A contrario, ce sont les luttes collectives, la solidarité qui permettent de combattre ce harcèlement. Dans bien des cas, c’est parce qu’elles trouvaient un soutien autour d’elles que des femmes ont pu dénoncer et porter plainte. Mais à chaque fois, elles ont également dû s’opposer à l’hostilité générale.
Ainsi, en 1982, 35 travailleuses d’un supermarché Radar de Cachan (Val-de-Marne) se mirent en grève pour faire muter le sous-directeur qu’elles accusaient de harcèlement sexuel. Elles ne demandaient même pas sa démission, mais simplement d’en être débarrassées. Celui-ci aimait coincer des femmes dans les réserves pour les peloter ou les forcer à coucher avec lui en échange d’un avancement. Elles décidèrent alors de se mettre en grève et d’occuper le magasin. Dans le seul reportage alors diffusé à la télévision, le patron avait toute latitude pour traiter les grévistes de menteuses.

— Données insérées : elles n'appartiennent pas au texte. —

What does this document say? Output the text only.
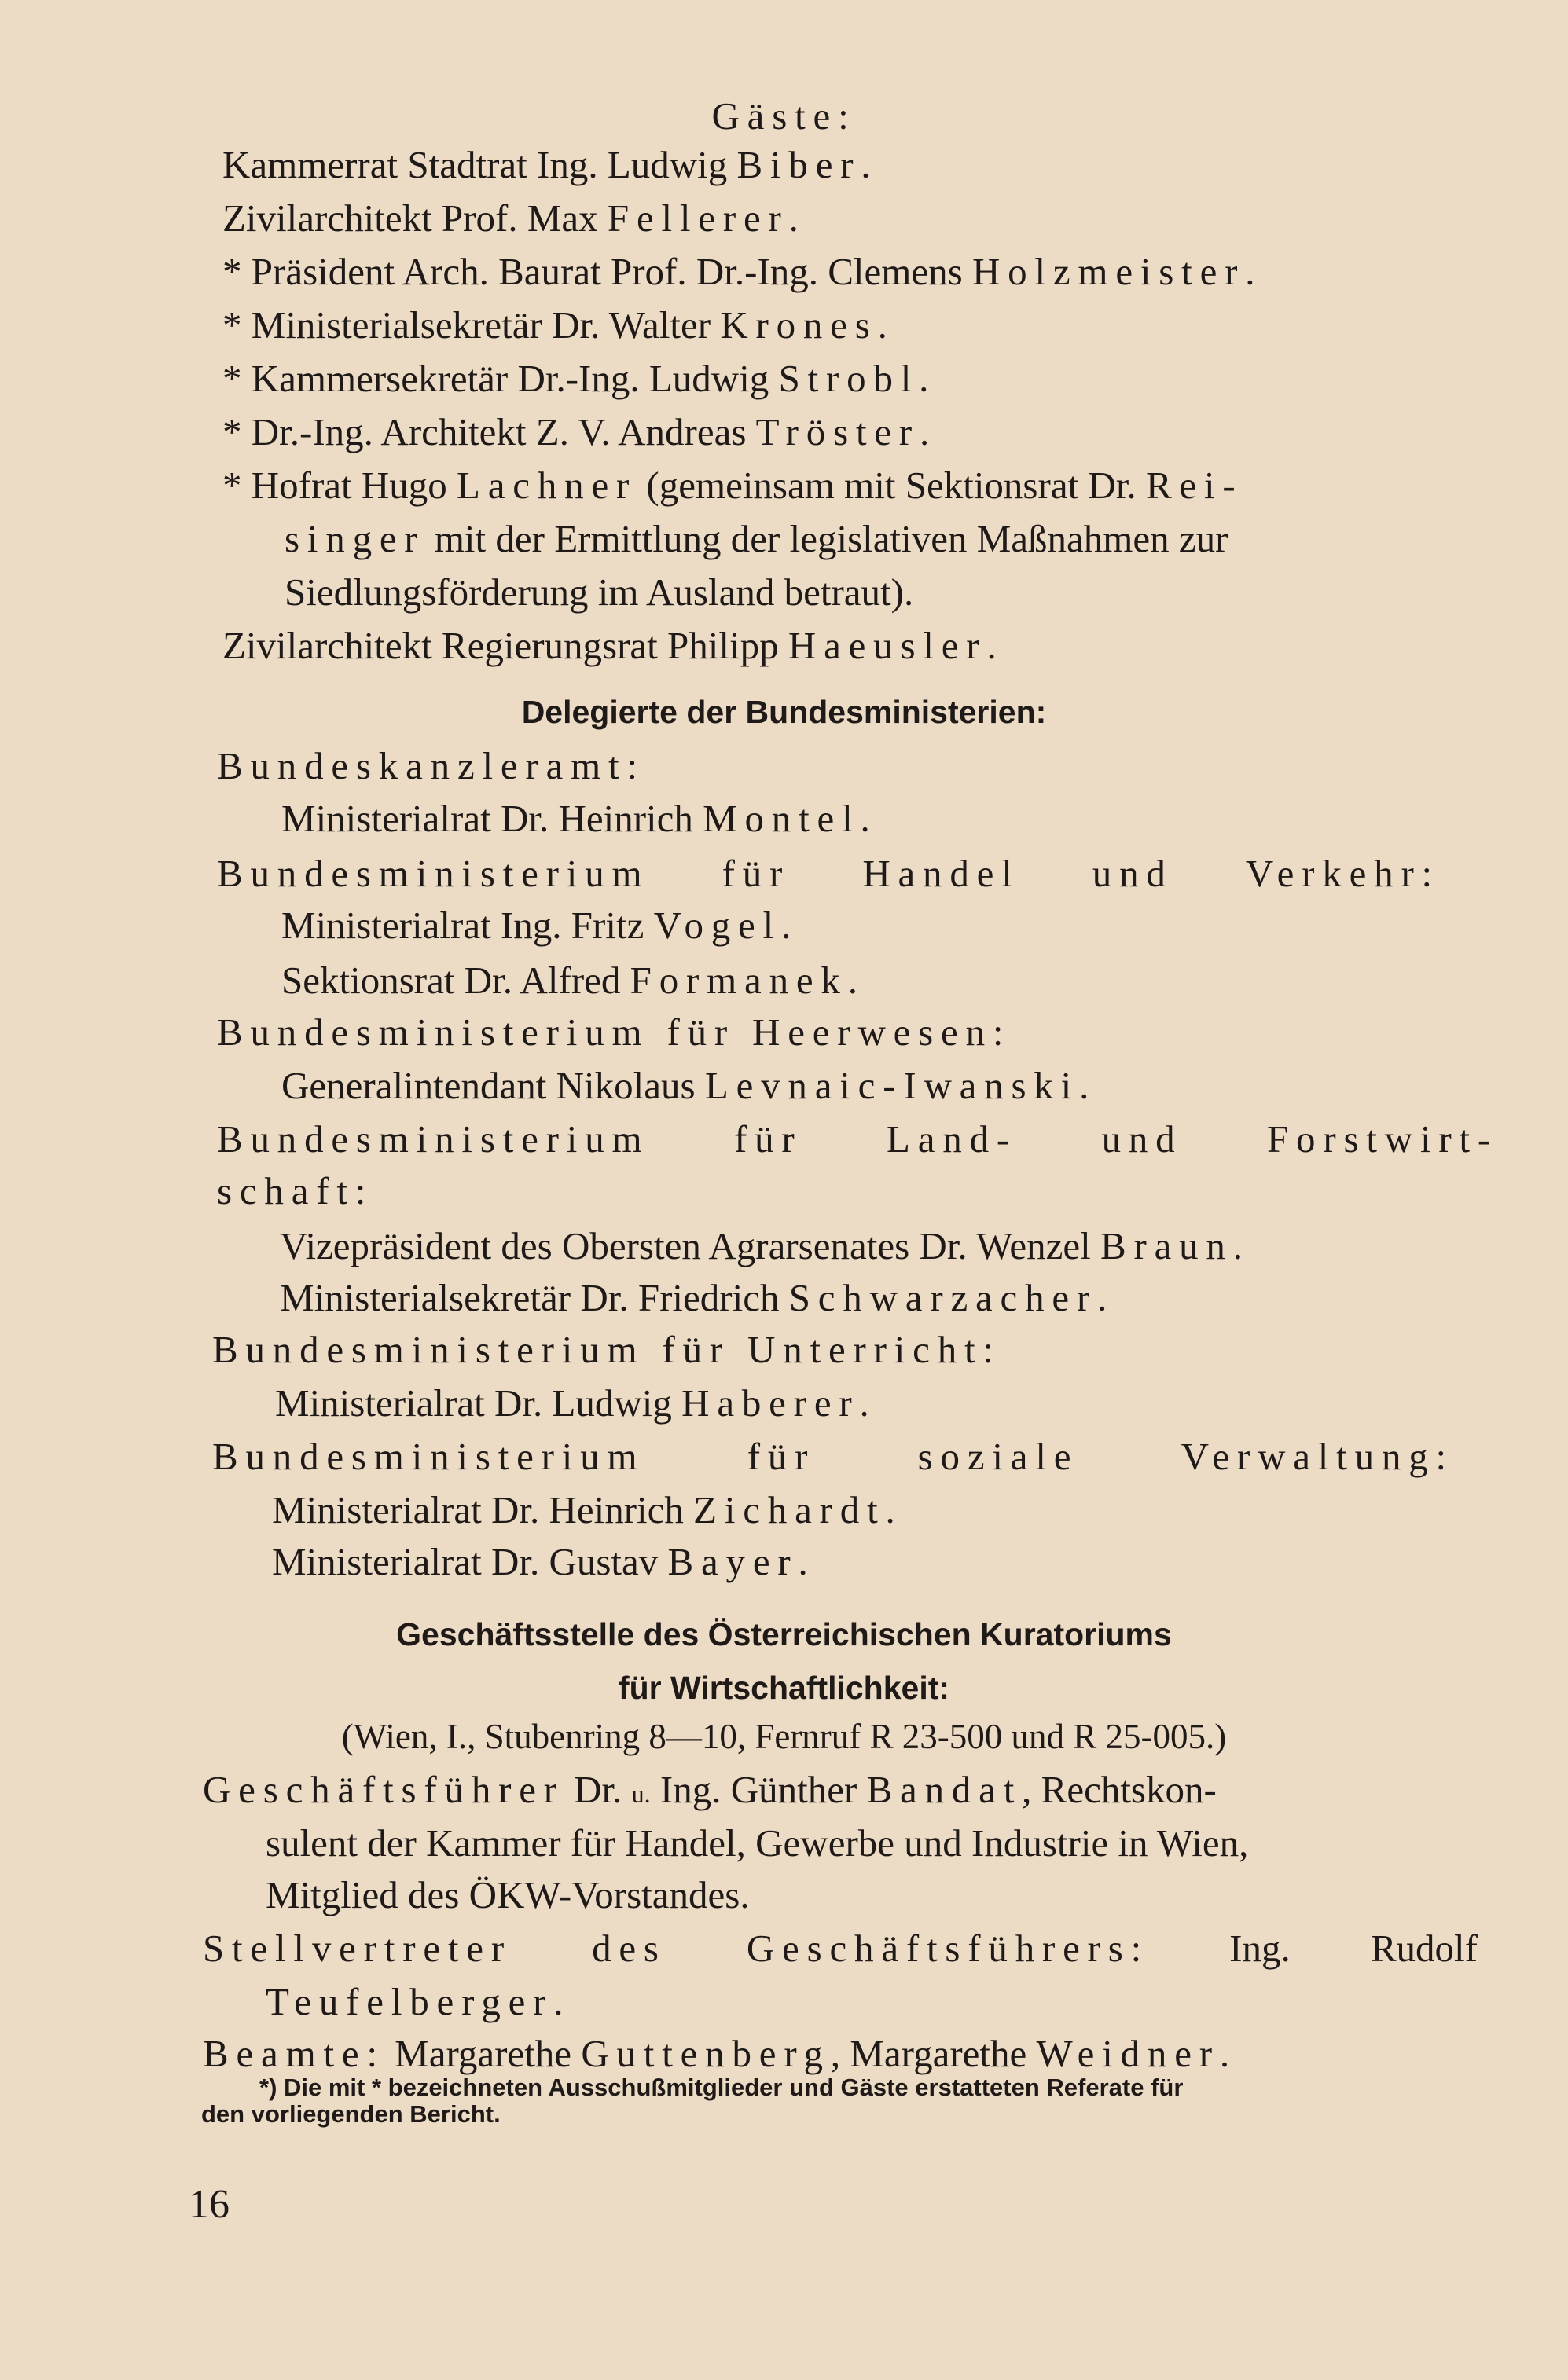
Gäste:
Kammerrat Stadtrat Ing. Ludwig Biber.
Zivilarchitekt Prof. Max Fellerer.
* Präsident Arch. Baurat Prof. Dr.-Ing. Clemens Holzmeister.
* Ministerialsekretär Dr. Walter Krones.
* Kammersekretär Dr.-Ing. Ludwig Strobl.
* Dr.-Ing. Architekt Z. V. Andreas Tröster.
* Hofrat Hugo Lachner (gemeinsam mit Sektionsrat Dr. Rei-
singer mit der Ermittlung der legislativen Maßnahmen zur
Siedlungsförderung im Ausland betraut).
Zivilarchitekt Regierungsrat Philipp Haeusler.
Delegierte der Bundesministerien:
Bundeskanzleramt:
Ministerialrat Dr. Heinrich Montel.
Bundesministerium für Handel und Verkehr:
Ministerialrat Ing. Fritz Vogel.
Sektionsrat Dr. Alfred Formanek.
Bundesministerium für Heerwesen:
Generalintendant Nikolaus Levnaic-Iwanski.
Bundesministerium für Land- und Forstwirt-
schaft:
Vizepräsident des Obersten Agrarsenates Dr. Wenzel Braun.
Ministerialsekretär Dr. Friedrich Schwarzacher.
Bundesministerium für Unterricht:
Ministerialrat Dr. Ludwig Haberer.
Bundesministerium	für	soziale	Verwaltung:
Ministerialrat Dr. Heinrich Zichardt.
Ministerialrat Dr. Gustav Bayer.
Geschäftsstelle des Österreichischen Kuratoriums
für Wirtschaftlichkeit:
(Wien, I., Stubenring 8—10, Fernruf R 23-500 und R 25-005.)
Geschäftsführer Dr. u. Ing. Günther Bandat, Rechtskon-
sulent der Kammer für Handel, Gewerbe und Industrie in Wien,
Mitglied des ÖKW-Vorstandes.
Stellvertreter des Geschäftsführers: Ing. Rudolf
Teufelberger.
Beamte: Margarethe Guttenberg, Margarethe Weidner.
*) Die mit * bezeichneten Ausschußmitglieder und Gäste erstatteten Referate für
den vorliegenden Bericht.
16
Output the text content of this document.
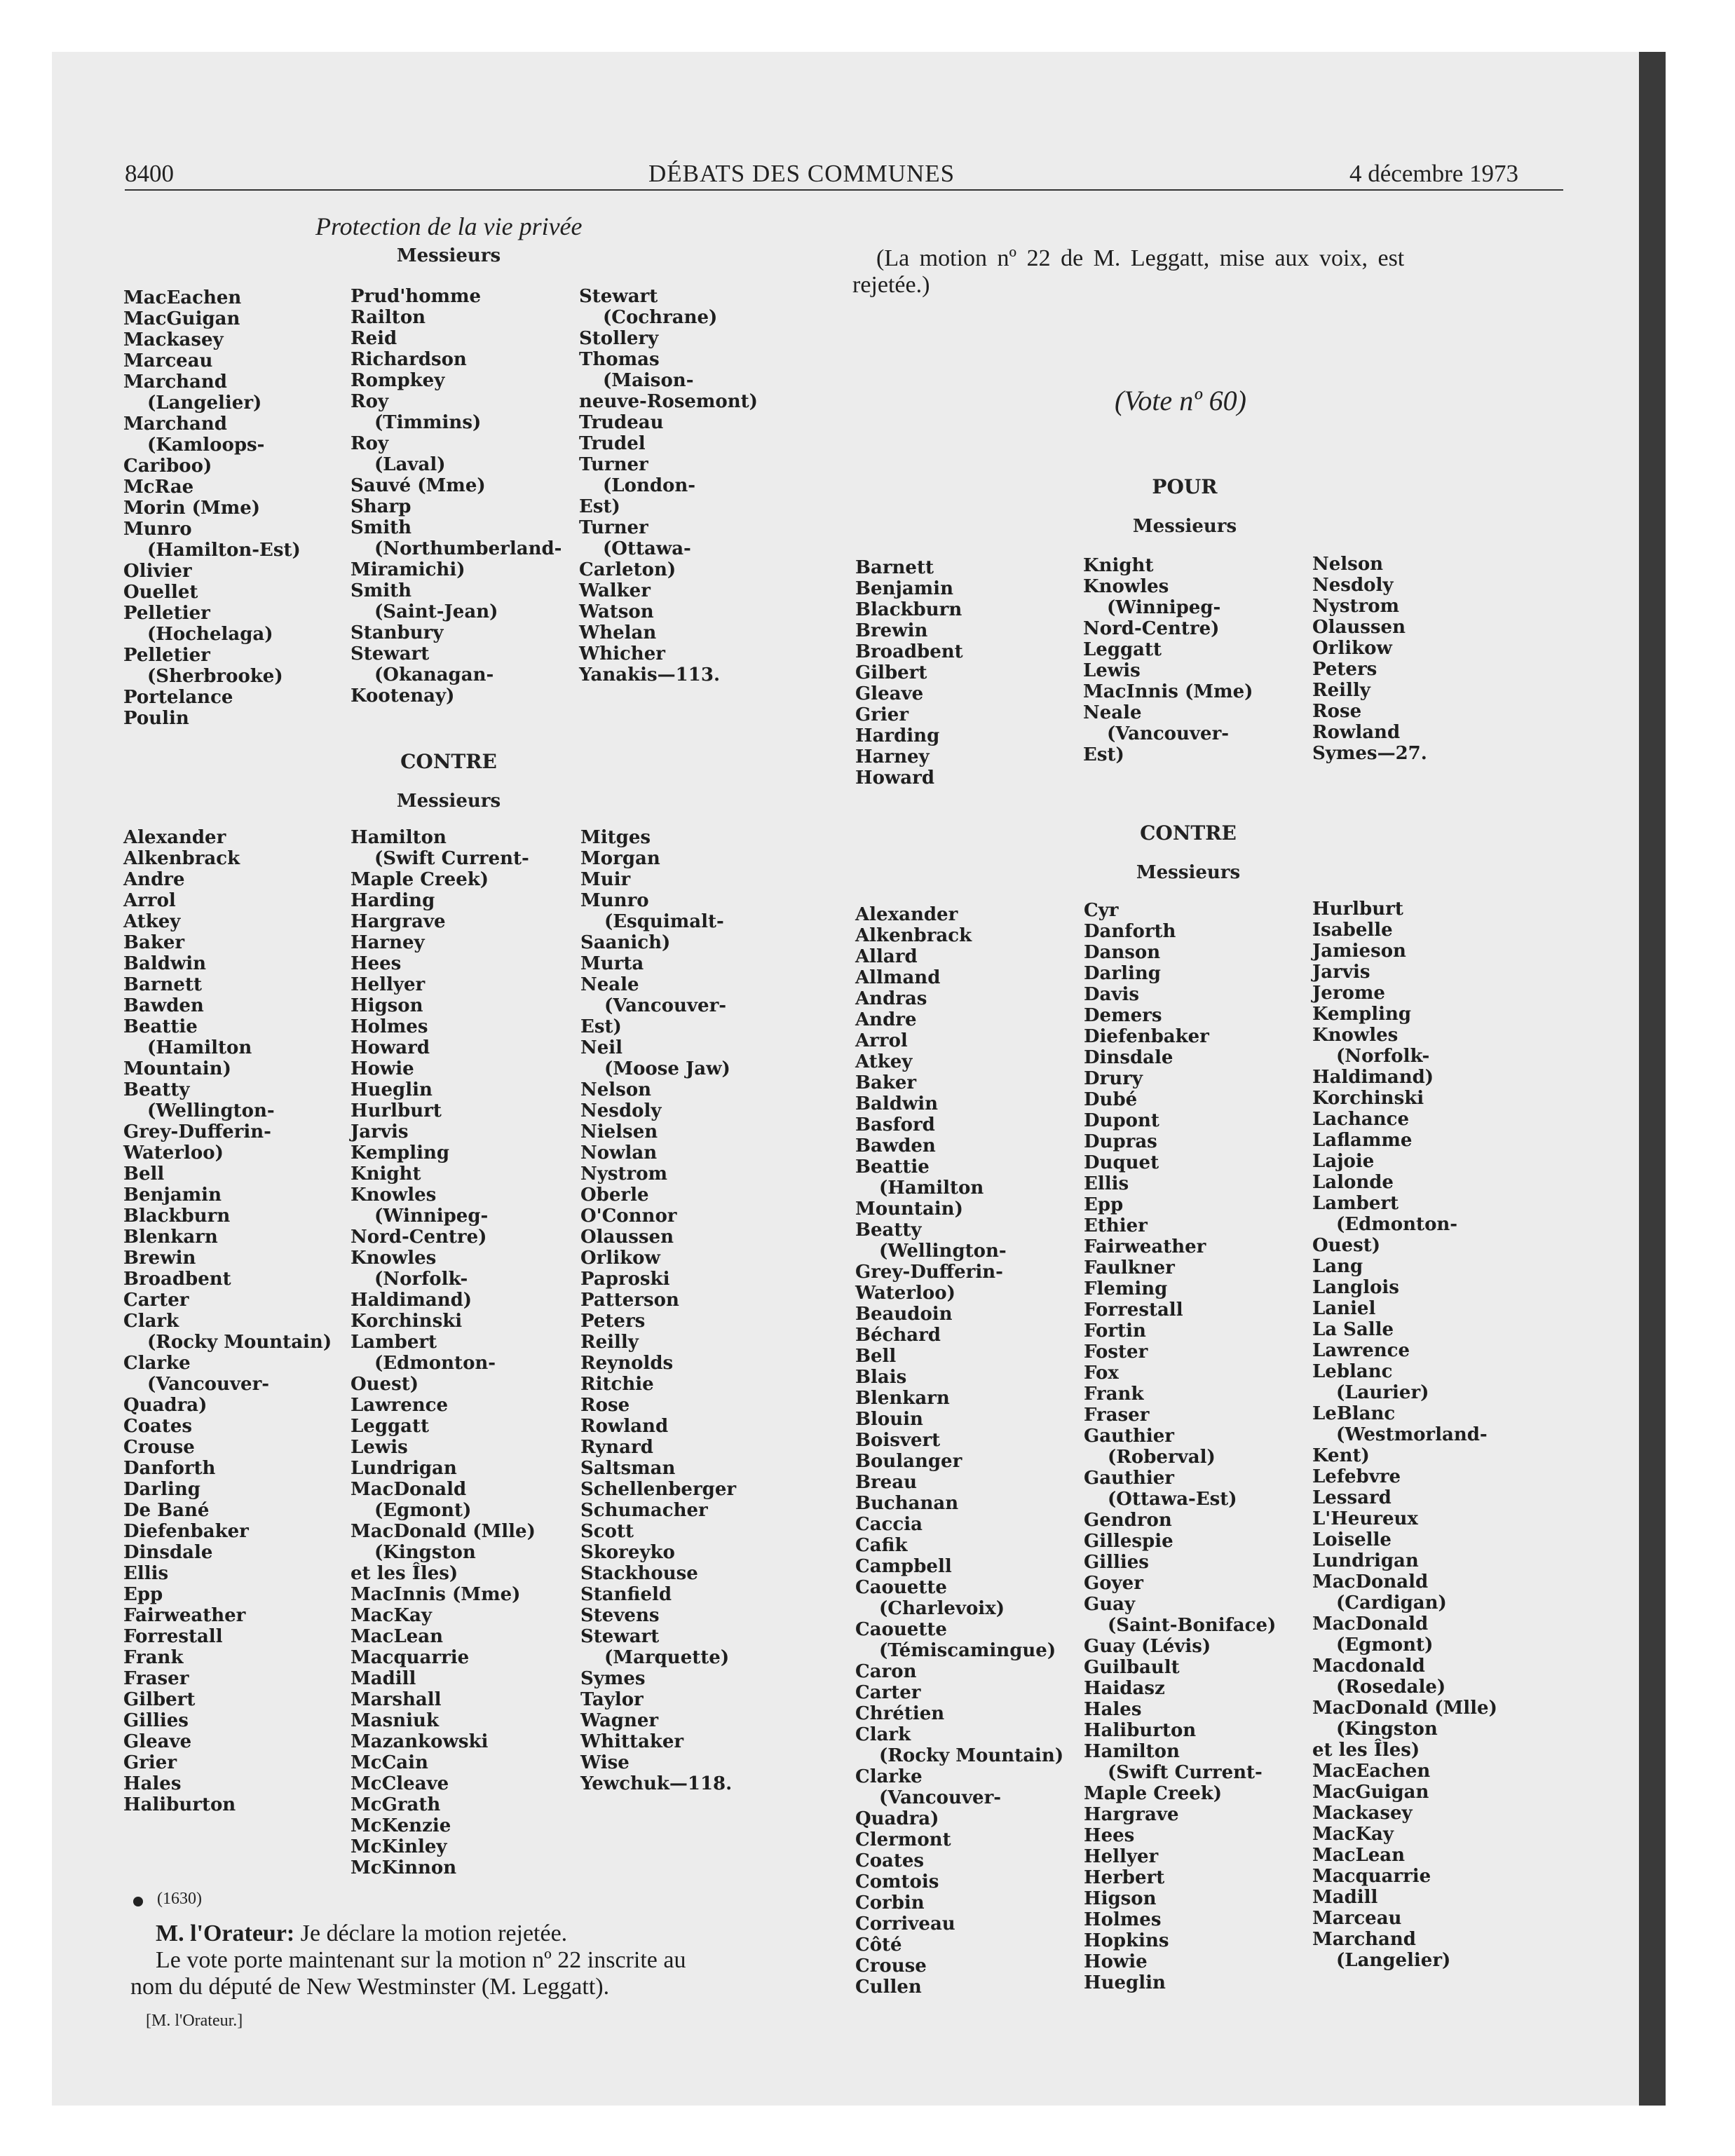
8400	DÉBATS DES COMMUNES	4 décembre 1973
Protection de la vie privée
Messieurs
MacEachen
MacGuigan
Mackasey
Marceau
Marchand
(Langelier)
Marchand
(Kamloops-
Cariboo)
McRae
Morin (Mme)
Munro
(Hamilton-Est)
Olivier
Ouellet
Pelletier
(Hochelaga)
Pelletier
(Sherbrooke)
Portelance
Poulin
Prud'homme
Railton
Reid
Richardson
Rompkey
Roy
(Timmins)
Roy
(Laval)
Sauvé (Mme)
Sharp
Smith
(Northumberland-
Miramichi)
Smith
(Saint-Jean)
Stanbury
Stewart
(Okanagan-
Kootenay)
Stewart
(Cochrane)
Stollery
Thomas
(Maison-
neuve-Rosemont)
Trudeau
Trudel
Turner
(London-
Est)
Turner
(Ottawa-
Carleton)
Walker
Watson
Whelan
Whicher
Yanakis—113.
CONTRE
Messieurs
Alexander
Alkenbrack
Andre
Arrol
Atkey
Baker
Baldwin
Barnett
Bawden
Beattie
(Hamilton
Mountain)
Beatty
(Wellington-
Grey-Dufferin-
Waterloo)
Bell
Benjamin
Blackburn
Blenkarn
Brewin
Broadbent
Carter
Clark
(Rocky Mountain)
Clarke
(Vancouver-
Quadra)
Coates
Crouse
Danforth
Darling
De Bané
Diefenbaker
Dinsdale
Ellis
Epp
Fairweather
Forrestall
Frank
Fraser
Gilbert
Gillies
Gleave
Grier
Hales
Haliburton
Hamilton
(Swift Current-
Maple Creek)
Harding
Hargrave
Harney
Hees
Hellyer
Higson
Holmes
Howard
Howie
Hueglin
Hurlburt
Jarvis
Kempling
Knight
Knowles
(Winnipeg-
Nord-Centre)
Knowles
(Norfolk-
Haldimand)
Korchinski
Lambert
(Edmonton-
Ouest)
Lawrence
Leggatt
Lewis
Lundrigan
MacDonald
(Egmont)
MacDonald (Mlle)
(Kingston
et les Îles)
MacInnis (Mme)
MacKay
MacLean
Macquarrie
Madill
Marshall
Masniuk
Mazankowski
McCain
McCleave
McGrath
McKenzie
McKinley
McKinnon
Mitges
Morgan
Muir
Munro
(Esquimalt-
Saanich)
Murta
Neale
(Vancouver-
Est)
Neil
(Moose Jaw)
Nelson
Nesdoly
Nielsen
Nowlan
Nystrom
Oberle
O'Connor
Olaussen
Orlikow
Paproski
Patterson
Peters
Reilly
Reynolds
Ritchie
Rose
Rowland
Rynard
Saltsman
Schellenberger
Schumacher
Scott
Skoreyko
Stackhouse
Stanfield
Stevens
Stewart
(Marquette)
Symes
Taylor
Wagner
Whittaker
Wise
Yewchuk—118.
(1630)
M. l'Orateur: Je déclare la motion rejetée.
Le vote porte maintenant sur la motion nº 22 inscrite au
nom du député de New Westminster (M. Leggatt).
[M. l'Orateur.]
(La motion nº 22 de M. Leggatt, mise aux voix, est
rejetée.)
(Vote nº 60)
POUR
Messieurs
Barnett
Benjamin
Blackburn
Brewin
Broadbent
Gilbert
Gleave
Grier
Harding
Harney
Howard
Knight
Knowles
(Winnipeg-
Nord-Centre)
Leggatt
Lewis
MacInnis (Mme)
Neale
(Vancouver-
Est)
Nelson
Nesdoly
Nystrom
Olaussen
Orlikow
Peters
Reilly
Rose
Rowland
Symes—27.
CONTRE
Messieurs
Alexander
Alkenbrack
Allard
Allmand
Andras
Andre
Arrol
Atkey
Baker
Baldwin
Basford
Bawden
Beattie
(Hamilton
Mountain)
Beatty
(Wellington-
Grey-Dufferin-
Waterloo)
Beaudoin
Béchard
Bell
Blais
Blenkarn
Blouin
Boisvert
Boulanger
Breau
Buchanan
Caccia
Cafik
Campbell
Caouette
(Charlevoix)
Caouette
(Témiscamingue)
Caron
Carter
Chrétien
Clark
(Rocky Mountain)
Clarke
(Vancouver-
Quadra)
Clermont
Coates
Comtois
Corbin
Corriveau
Côté
Crouse
Cullen
Cyr
Danforth
Danson
Darling
Davis
Demers
Diefenbaker
Dinsdale
Drury
Dubé
Dupont
Dupras
Duquet
Ellis
Epp
Ethier
Fairweather
Faulkner
Fleming
Forrestall
Fortin
Foster
Fox
Frank
Fraser
Gauthier
(Roberval)
Gauthier
(Ottawa-Est)
Gendron
Gillespie
Gillies
Goyer
Guay
(Saint-Boniface)
Guay (Lévis)
Guilbault
Haidasz
Hales
Haliburton
Hamilton
(Swift Current-
Maple Creek)
Hargrave
Hees
Hellyer
Herbert
Higson
Holmes
Hopkins
Howie
Hueglin
Hurlburt
Isabelle
Jamieson
Jarvis
Jerome
Kempling
Knowles
(Norfolk-
Haldimand)
Korchinski
Lachance
Laflamme
Lajoie
Lalonde
Lambert
(Edmonton-
Ouest)
Lang
Langlois
Laniel
La Salle
Lawrence
Leblanc
(Laurier)
LeBlanc
(Westmorland-
Kent)
Lefebvre
Lessard
L'Heureux
Loiselle
Lundrigan
MacDonald
(Cardigan)
MacDonald
(Egmont)
Macdonald
(Rosedale)
MacDonald (Mlle)
(Kingston
et les Îles)
MacEachen
MacGuigan
Mackasey
MacKay
MacLean
Macquarrie
Madill
Marceau
Marchand
(Langelier)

En 2017, des travailleuses et des travailleurs de l’entreprise de nettoyage H. Reinier, filiale d’Onet à la gare du Nord, se sont battus contre le harcèlement sexuel et moral de leur hiérarchie. Elles ont commencé par dénoncer les propos et gestes obscènes, les attouchements, suivis aussi d’humiliations, licenciements et racket qu’elles subissaient. Un délégué du personnel qui les avait soutenues a été licencié. La direction de cette entreprise de nettoyage a pu compter largement sur le soutien de la direction de la SNCF, alors même que des délégués cheminots avaient aussi témoigné contre ces pratiques. Il a fallu cinq années pour qu’elles gagnent aux Prud’hommes contre leur patron. Pendant ce temps, celui-ci a obtenu de nouveaux contrats avec la SNCF. H. Reinier a voulu profiter de ces nouveaux contrats pour licencier une partie des travailleurs du ménage, et cela a déclenché une grève de plusieurs semaines, qui a été victorieuse. La proximité de ces deux faits ne relève pas du hasard, ni pour ce qui est de l’attitude des deux directions, ni pour ce qui est de la détermination des travailleuses et travailleurs de cette entreprise.
L’oppression des femmes ne concerne pas que les travailleuses, mais toutes les femmes, et elle existait avant le capitalisme. Mais celui-ci a fait perdurer cette oppression et en a même fait un rouage de son exploitation économique. Malgré les luttes, les avancées dans certains pays et à certaines périodes, le maintien de ce système économique injuste et irrationnel et la domination sur toute la planète de la bourgeoisie maintient toute la société dans une plus ou moins grande barbarie. C’est pourquoi la façon la plus conséquente de combattre l’oppression des femmes est de lutter contre le capitalisme. On ne peut se dire communiste sans combattre cette oppression.
C’est dans le cadre des entreprises que les travailleuses sont souvent en butte au sexisme et au harcèlement. C’est aussi en combattant l’exploitation qu’elles prennent toute leur place dans le combat contre le capitalisme, et donc pour leur propre émancipation.